1. Introduction to the course#
1.1. Overview#
Questions
Why do we care about atomistic simulation?
How does atomistic simulation connect to the development of physics?
How is this course assessed?
Objectives
Import the software stack required for this course
Find appropriate software documentation
Keypoints
Atomistic simulation predicts material behaviour from first principles — cheaper and safer than experiment for many questions
Nearly a century old: from Quantum Mechanics (1920’s) to DFT (1960’s) to today’s ML models and Exascale computing
Quantum optics is our motivating theme: but the same skills transfer to batteries, catalysts, semiconductors, and beyond
The software stack: ASE, GPAW, MACE: Python based and open source
Official Docs, Materials Modelling Stack Exchange, GitHub: knowing where to look is half the skill
1.2. Lab Slides#
The slides for this lab are embedded below. 📥 Download slides (.pptx) | Open in full screen
1.3. Assessment#
See the Assessment page. We will assign groups: fill in this form to help ensure that groups are well balanced.
1.4. Setting up the software stack#
This course uses specialist scientific software for atomistic modelling: Atomistic Simulation Environment, GPAW and MACE. All of the software is Python-based and open source. See the Installation page for setup instructions.
1.4.1. Exercise: Checking your installation#
Run the code cell below to make sure that ASE, GPAW and MACE are installed correctly.
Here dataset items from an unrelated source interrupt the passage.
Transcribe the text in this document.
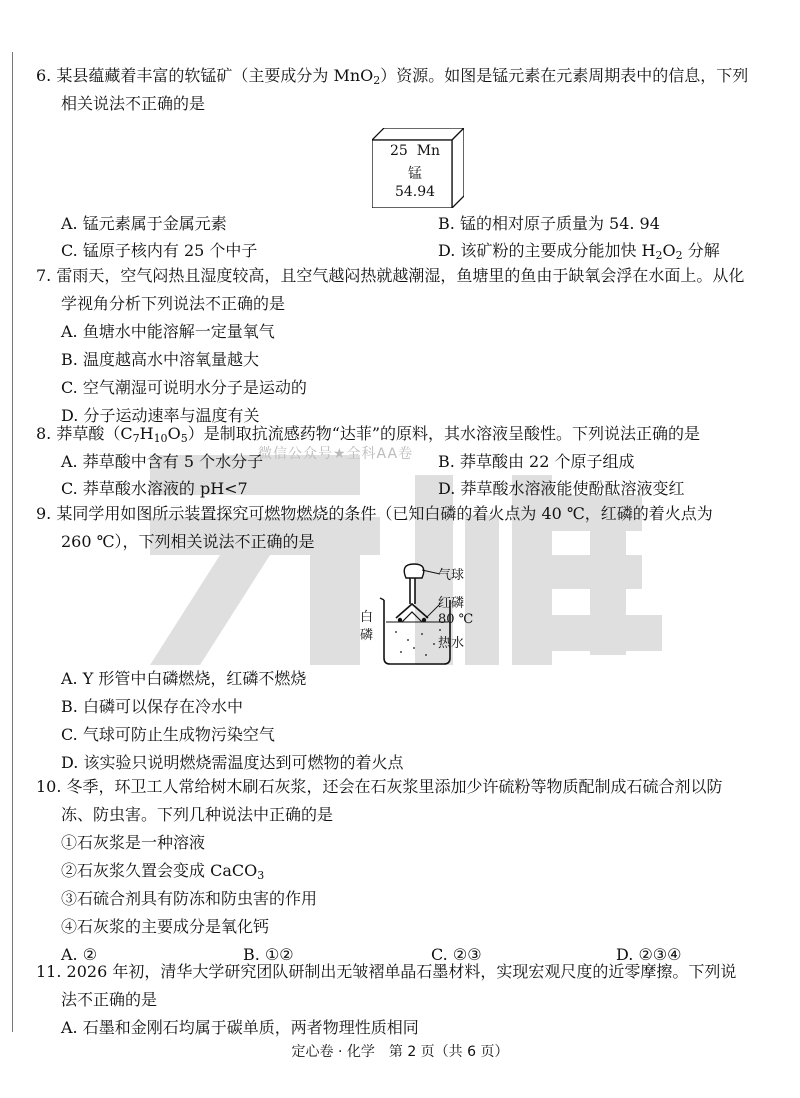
微信公众号★全科AA卷
6. 某县蕴藏着丰富的软锰矿（主要成分为 MnO$_2$）资源。如图是锰元素在元素周期表中的信息，下列
相关说法不正确的是
25 Mn
锰
54.94
A. 锰元素属于金属元素	B. 锰的相对原子质量为 54. 94
C. 锰原子核内有 25 个中子	D. 该矿粉的主要成分能加快 $H_2O_2$ 分解
7. 雷雨天，空气闷热且湿度较高，且空气越闷热就越潮湿，鱼塘里的鱼由于缺氧会浮在水面上。从化
学视角分析下列说法不正确的是
A. 鱼塘水中能溶解一定量氧气
B. 温度越高水中溶氧量越大
C. 空气潮湿可说明水分子是运动的
D. 分子运动速率与温度有关
8. 莽草酸$(C_7H_{10}O_5)$是制取抗流感药物“达菲”的原料，其水溶液呈酸性。下列说法正确的是
A. 莽草酸中含有 5 个水分子	B. 莽草酸由 22 个原子组成
C. 莽草酸水溶液的 pH<7	D. 莽草酸水溶液能使酚酞溶液变红
9. 某同学用如图所示装置探究可燃物燃烧的条件（已知白磷的着火点为 40 ℃，红磷的着火点为
260 ℃），下列相关说法不正确的是
气球
红磷
80 ℃
热水
白
磷
A. Y 形管中白磷燃烧，红磷不燃烧
B. 白磷可以保存在冷水中
C. 气球可防止生成物污染空气
D. 该实验只说明燃烧需温度达到可燃物的着火点
10. 冬季，环卫工人常给树木刷石灰浆，还会在石灰浆里添加少许硫粉等物质配制成石硫合剂以防
冻、防虫害。下列几种说法中正确的是
①石灰浆是一种溶液
②石灰浆久置会变成 CaCO$_3$
③石硫合剂具有防冻和防虫害的作用
④石灰浆的主要成分是氧化钙
A. ②	B. ①②	C. ②③	D. ②③④
11. 2026 年初，清华大学研究团队研制出无皱褶单晶石墨材料，实现宏观尺度的近零摩擦。下列说
法不正确的是
A. 石墨和金刚石均属于碳单质，两者物理性质相同
定心卷 · 化学　第 2 页（共 6 页）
Why do we also need to install NumPy and Matplotlib?
import ase
print(f"ASE version: {ase.__version__}")
import numpy as np
print(f"NumPy version: {np.__version__}")
import matplotlib
print(f"Matplotlib version: {matplotlib.__version__}")
#import mace
#print(f"MACE version: {mace.__version__}")
#import gpaw
#print(f"GPAW version: {gpaw.__version__}")
ASE version: 3.22.1
NumPy version: 1.24.3
Matplotlib version: 3.7.1
1.4.2. Exercise: Running a basic calculation#
A calculator in ASE is an object that can compute physical properties (energy, forces, stress) for a given Atoms configuration. Calculators fall into three broad categories:
Built-in calculators Pure Python implementations bundled with ASE. The Effective Medium Theory (EMT) potential is a fast interatomic potential for metals.
File-based calculators ASE writes input files, calls an external code as a subprocess, and reads back the output. Supports a range of Density Functional Theory codes.
Machine-learned potentials Modern neural-network and Gaussian approximation potentials are increasingly used as fast surrogates for DFT. These are particularly exciting for large-scale simulations of complex materials, such as those used in quantum optics.
# Import the EMT calculator (no external code needed)
from ase.calculators.emt import EMT
from ase.build import bulk
# Build an aluminium FCC structure
al = bulk('Al', 'fcc', a=4.05)
al.calc = EMT()
# Compute energy
energy = al.get_potential_energy()
print(f"Al total energy: {energy:.4f} eV")
print(f"Al energy per atom: {energy/len(al):.4f} eV/atom")
Al total energy: -0.0015 eV
Al energy per atom: -0.0015 eV/atom
1.5. Where to Get Help#
ASE documentation: https://wiki.fysik.dtu.dk/ase/
Matter Modeling Stack Exchange: https://mattermodeling.stackexchange.com/
In Jupyter notebooks, you can get help on any ASE object or method using ?:
from ase import Atoms
Atoms? # full docstring
Atoms.get_positions? # method docstring
Tab-completion is also very useful for exploring:
Atoms.[TAB] # lists all methods and attributes
1.5.1. Exercise: Browsing the documentation#
Spend 10 minutes browsing the ASE documentation — get a feel for how it’s laid out
1.5.2. Exercise: Built-in docstrings#
Try help(Atoms) in a notebook cell — see the built-in docstrings for yourself
1.5.3. Extension task: The environmental cost of materials simulation#
Many materials simulation codes run on high-performance computing clusters that draw significant electrical power. This exercise asks you to estimate that cost for a realistic workflow and reflect on what it means for how you plan your research.
This task asks you to estimate the energy consumption and CO₂ emissions of running a materials simulation code on 32 Archer2 nodes for a total of 120 hours.
Before you touch a keyboard or an AI tool, spend 5-10 minutes with a pen and paper working through the following:
What are the units you need for compute intensity, energy consumption and CO2 emissions?
Where does each conversion factor come from, and how much might it vary?
What’s a sensible number to compare it to — something a non-specialist would immediately grasp?
Once you know what is needed you can search for data. Do not trust the first source you see, cross-check wherever possible, and always record your sources.
Finally, write a piece of Python code to implement the method.
You can use Claude or a similar tool during this exercise, but only as an intermediate step between your own thinking and your own critical analysis. Remember that there is also a significant environmental cost associated with large language models.